Law is the system of rules and procedures governing a community for establishing and maintaining order, resolving disputes and protecting liberties and rights. It is the foundation of many professions, including journalism, politics, government, business and the arts. There are many branches of law, including contracts; criminal law; family law; labour law; property law; and constitutional law.
Law shapes politics, economics, history and society in a variety of ways. For example, contract law regulates agreements between people, determining their duties and expectations, the measure of damages in case of breach and how to resolve disputes. Property law defines people’s rights and duties toward tangible property, such as land or a house. Criminal law sets out the punishments for crimes and other wrongdoing.
The law is complex from a methodological point of view. It is normative (telling people what they ought to do or not do) rather than descriptive or causal, like empirical science (such as the laws of gravity) or even social sciences (such as a law of supply and demand in economics).
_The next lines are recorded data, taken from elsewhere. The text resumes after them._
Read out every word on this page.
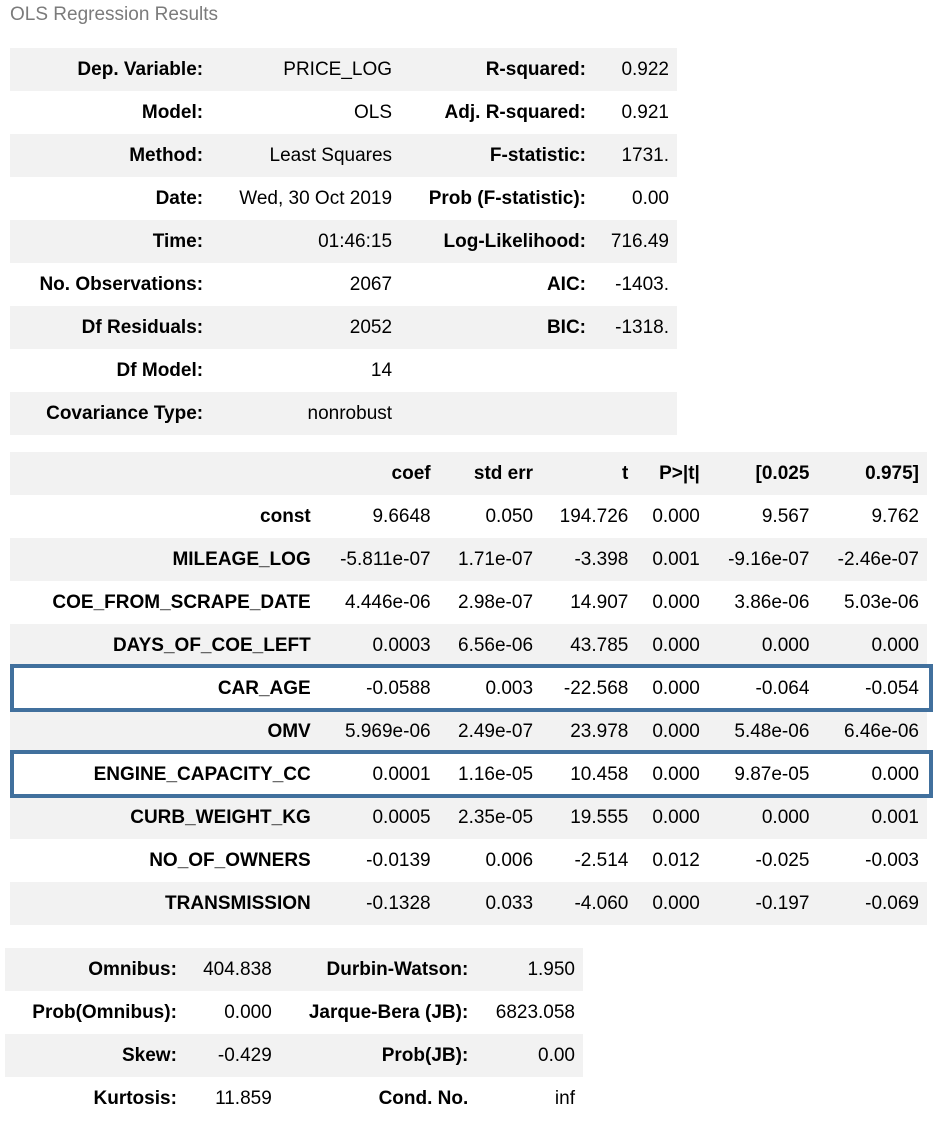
OLS Regression Results
Dep. Variable:	PRICE_LOG	R-squared:	0.922
Model:	OLS	Adj. R-squared:	0.921
Method:	Least Squares	F-statistic:	1731.
Date:	Wed, 30 Oct 2019	Prob (F-statistic):	0.00
Time:	01:46:15	Log-Likelihood:	716.49
No. Observations:	2067	AIC:	-1403.
Df Residuals:	2052	BIC:	-1318.
Df Model:	14		
Covariance Type:	nonrobust		
	coef	std err	t	P>|t|	[0.025	0.975]
const	9.6648	0.050	194.726	0.000	9.567	9.762
MILEAGE_LOG	-5.811e-07	1.71e-07	-3.398	0.001	-9.16e-07	-2.46e-07
COE_FROM_SCRAPE_DATE	4.446e-06	2.98e-07	14.907	0.000	3.86e-06	5.03e-06
DAYS_OF_COE_LEFT	0.0003	6.56e-06	43.785	0.000	0.000	0.000
CAR_AGE	-0.0588	0.003	-22.568	0.000	-0.064	-0.054
OMV	5.969e-06	2.49e-07	23.978	0.000	5.48e-06	6.46e-06
ENGINE_CAPACITY_CC	0.0001	1.16e-05	10.458	0.000	9.87e-05	0.000
CURB_WEIGHT_KG	0.0005	2.35e-05	19.555	0.000	0.000	0.001
NO_OF_OWNERS	-0.0139	0.006	-2.514	0.012	-0.025	-0.003
TRANSMISSION	-0.1328	0.033	-4.060	0.000	-0.197	-0.069
Omnibus:	404.838	Durbin-Watson:	1.950
Prob(Omnibus):	0.000	Jarque-Bera (JB):	6823.058
Skew:	-0.429	Prob(JB):	0.00
Kurtosis:	11.859	Cond. No.	inf
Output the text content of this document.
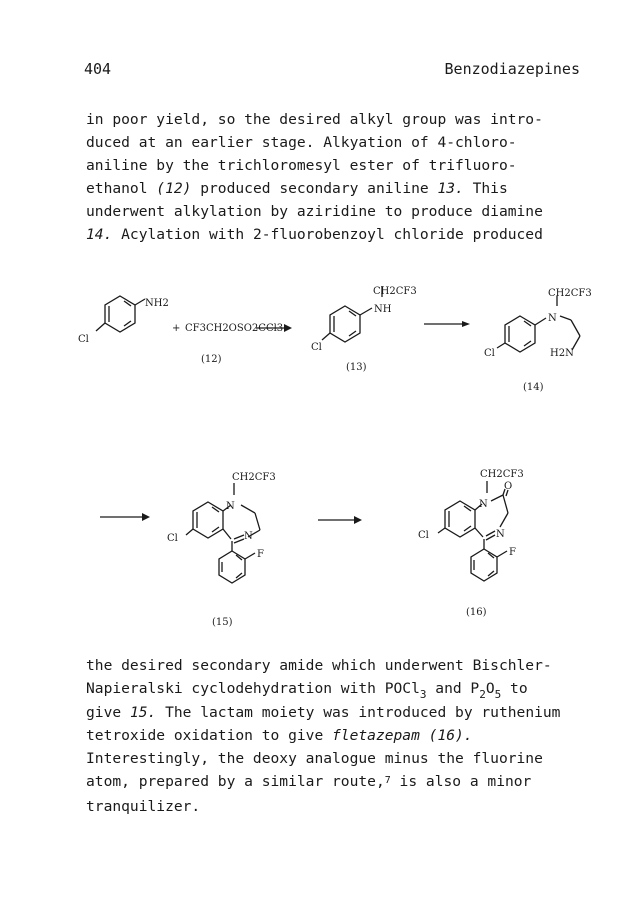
404	Benzodiazepines
in poor yield, so the desired alkyl group was intro-
duced at an earlier stage. Alkyation of 4-chloro-
aniline by the trichloromesyl ester of trifluoro-
ethanol (12) produced secondary aniline 13. This
underwent alkylation by aziridine to produce diamine
14. Acylation with 2-fluorobenzoyl chloride produced
NH2
Cl
+ CF3CH2OSO2CCl3
(12)
CH2CF3
NH
Cl
(13)
CH2CF3
N
H2N
Cl
(14)
CH2CF3
N
N
Cl
F
(15)
CH2CF3
O
N
N
Cl
F
(16)
the desired secondary amide which underwent Bischler-
Napieralski cyclodehydration with POCl$_3$ and $P_2O_5$ to
give 15. The lactam moiety was introduced by ruthenium
tetroxide oxidation to give fletazepam (16).
Interestingly, the deoxy analogue minus the fluorine
atom, prepared by a similar route,$^7$ is also a minor
tranquilizer.
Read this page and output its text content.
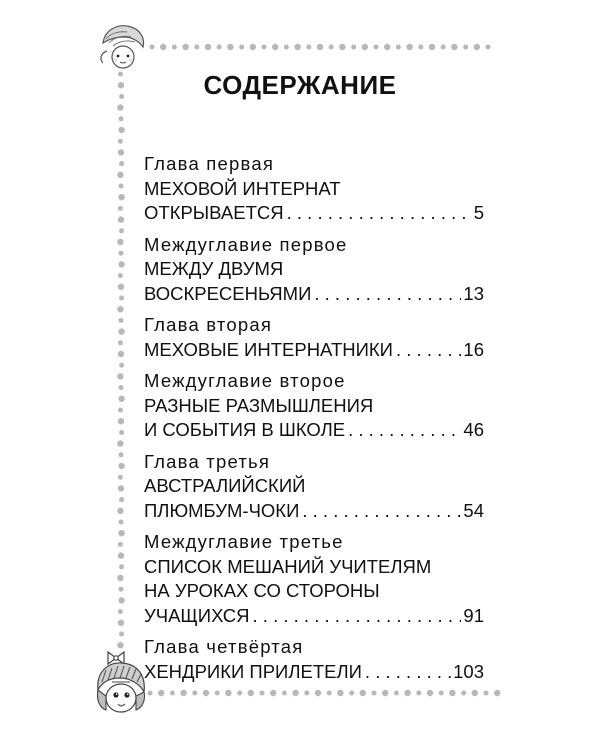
СОДЕРЖАНИЕ
Глава первая
МЕХОВОЙ ИНТЕРНАТ
ОТКРЫВАЕТСЯ . . .	5
Междуглавие первое
МЕЖДУ ДВУМЯ
ВОСКРЕСЕНЬЯМИ . . .	13
Глава вторая
МЕХОВЫЕ ИНТЕРНАТНИКИ . . .	16
Междуглавие второе
РАЗНЫЕ РАЗМЫШЛЕНИЯ
И СОБЫТИЯ В ШКОЛЕ . . .	46
Глава третья
АВСТРАЛИЙСКИЙ
ПЛЮМБУМ-ЧОКИ . . .	54
Междуглавие третье
СПИСОК МЕШАНИЙ УЧИТЕЛЯМ
НА УРОКАХ СО СТОРОНЫ
УЧАЩИХСЯ . . .	91
Глава четвёртая
ХЕНДРИКИ ПРИЛЕТЕЛИ . . .	103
In addition, it cannot be tested by direct observation. Instead, it is derived from a series of authoritative statements, whether in the form of judicial decisions or scholarly opinions.
Some nations have a civil law system, in which the sources recognised as authoritative are statutes adopted through the legislative process and regulations issued by executive branch officials. Other countries have a common law system, in which the authority is judge-made precedent and the “doctrine of stare decisis”.
A central theme of modern legal theory is that of the rule of law, which requires that all citizens are subject to the law and that the law is publicly available and consistently applied by authorities who are accountable and impartial. In a democracy, this includes elected leaders and the judiciary. In autocracies and dictatorships, the rule of law is more prone to deterioration when it has insufficient corrective mechanisms.
There are many factors that influence the effectiveness of a country’s legal system, including the strength and stability of its political structure, its constitutional framework, its laws, and its institutions. For more on these topics, see constitution; judicial system; law and society; legal education; and the relationship between law and the economy. For the law’s relationship to social issues, see human rights; land reform; and legal ethics. The legal system of a nation reflects the culture and historical background of its inhabitants. For example, Islamic Shari’ah law governs much of the world’s Muslim populations. It is a mixture of religious scripture and a secular jurisprudence. It is an example of both the law of nations and the natural jurisprudence that is inherent in all cultures. The concept of the law has been influenced by ideas from religion and philosophy as well as secular anthropology and sociology. It is considered to be one of the most important human achievements, and there are many articles and books on the topic of law.